Thank you @fchollet for the quick answer. The method you mentioned is how I do it already today. I was hoping to be able to do it as part of the FeatureSpace creation (maybe wrongly?) just because it felt cleaner in term of code organization to me and still part of the feature creation to me. It also brings the question of combination within the FeatureSpace (eg. Normalization + x2). So I guess the question is if it would make sense to extend FestureSpace to allows to have more flexibility than having a preprocessing transformation. In practice, if for example you send it a preprocessing that does Normalization and then x2 you would apply the adapt to normalization and then do x2. In pseudo code it could look as follow:

custom_layer = keras.Sequential([keras.layers.Normalization(),keras.layers.Lambda(lambda x: x ** 2)])
feature_space = FeatureSpace(
    features={
        ...
        # Numerical features to normalize and bin
        "age":  FeatureSpace.feature(
            preprocessor=custom_layer, dtype="float", output_mode="float"
        ),
        ...
    },
  ...
    ],
    output_mode="concat",
)

This could be extended to more advanced transformation with "multiple" output from one input. eg.

class DiscretizeAndParallelLambda(layers.Layer):
    def __init__(self, num_bins, **kwargs):
        super(DiscretizeAndParallelLambda, self).__init__(**kwargs)
        self.num_bins = num_bins

    def build(self, input_shape):
        self.discretize = layers.Discretization(self.num_bins, name="discretize")
        self.lambda_square = layers.Lambda(lambda x: tf.math.square(x), name="square")
        self.lambda_sqrt = layers.Lambda(lambda x: tf.math.sqrt(x), name="sqrt")
        self.concat = layers.Concatenate(name="concat")

    def call(self, inputs):
        discretized = self.discretize(inputs)
        squared = self.lambda_square(discretized)
        sqrt = self.lambda_sqrt(discretized)
        return self.concat([squared, sqrt])

    def get_config(self):
        config = super().get_config()
        ...
        return config

feature_space = FeatureSpace(
    features={
        ...
        # Numerical features to normalize and bin
        "age":  FeatureSpace.feature(
            preprocessor=DiscretizeAndParallelLambda(...), dtype="float", output_mode="float"
        ),
        ...
    },
  ...
    ],
    output_mode="concat",
)

In theses example the first layer do require adapt but using the log1p example it does not have to.
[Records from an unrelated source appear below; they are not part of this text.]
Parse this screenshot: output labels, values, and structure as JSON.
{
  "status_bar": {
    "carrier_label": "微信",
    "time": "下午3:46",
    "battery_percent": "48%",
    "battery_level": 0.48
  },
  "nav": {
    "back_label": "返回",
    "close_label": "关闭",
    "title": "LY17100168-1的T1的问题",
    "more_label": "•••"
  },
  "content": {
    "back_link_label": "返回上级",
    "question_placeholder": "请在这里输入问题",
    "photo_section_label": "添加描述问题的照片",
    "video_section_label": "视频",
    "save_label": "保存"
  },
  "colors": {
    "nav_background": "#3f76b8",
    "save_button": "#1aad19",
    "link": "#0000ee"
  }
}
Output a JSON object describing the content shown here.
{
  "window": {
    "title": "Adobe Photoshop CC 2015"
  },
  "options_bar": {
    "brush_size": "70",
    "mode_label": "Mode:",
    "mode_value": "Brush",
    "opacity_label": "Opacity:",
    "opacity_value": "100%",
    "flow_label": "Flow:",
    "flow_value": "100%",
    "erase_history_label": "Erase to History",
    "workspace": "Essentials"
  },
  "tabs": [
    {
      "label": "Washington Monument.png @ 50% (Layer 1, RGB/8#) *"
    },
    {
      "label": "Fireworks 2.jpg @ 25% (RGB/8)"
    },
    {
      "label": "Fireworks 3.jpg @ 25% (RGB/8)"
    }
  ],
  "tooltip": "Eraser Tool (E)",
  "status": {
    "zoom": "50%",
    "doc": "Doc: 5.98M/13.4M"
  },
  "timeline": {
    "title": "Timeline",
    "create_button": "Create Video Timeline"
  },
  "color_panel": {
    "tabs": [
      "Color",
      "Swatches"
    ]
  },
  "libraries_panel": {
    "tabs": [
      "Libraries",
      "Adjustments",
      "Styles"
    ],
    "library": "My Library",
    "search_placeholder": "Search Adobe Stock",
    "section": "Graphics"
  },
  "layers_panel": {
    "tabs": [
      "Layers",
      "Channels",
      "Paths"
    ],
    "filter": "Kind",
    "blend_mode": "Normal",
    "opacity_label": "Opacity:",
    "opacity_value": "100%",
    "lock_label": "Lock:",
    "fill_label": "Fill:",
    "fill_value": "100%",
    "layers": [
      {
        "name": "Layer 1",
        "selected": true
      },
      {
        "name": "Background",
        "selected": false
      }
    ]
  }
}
Then when you call adapt to feature space, "behind the scene" it would look for preprocessing layer and apply it when the layer implement a preprocessing class. Edit: Looking at the source code it might be able to work out of the box as it checks if adapt exist. So in my previous layer I might just be able to do:

    def adapt(self, data):
        self.discretize.adapt(data)

and since it does check if adapt exist before executing it then in the case of log1p then this would work out of the box. So maybe this is just providing example about it?

zippeurfou commented 2 weeks ago

Another more trivial example is for example if you want to transform one feature (eg. age) into:

  1. Discretization that you will send after being discretized as cross with another feature.
  2. Normalization that you won't cross

So in this scenario from one input you created 2 preprocessing features where one is being used as a cross feature. I don't think the current architecture allows you to do so but maybe I am missing something.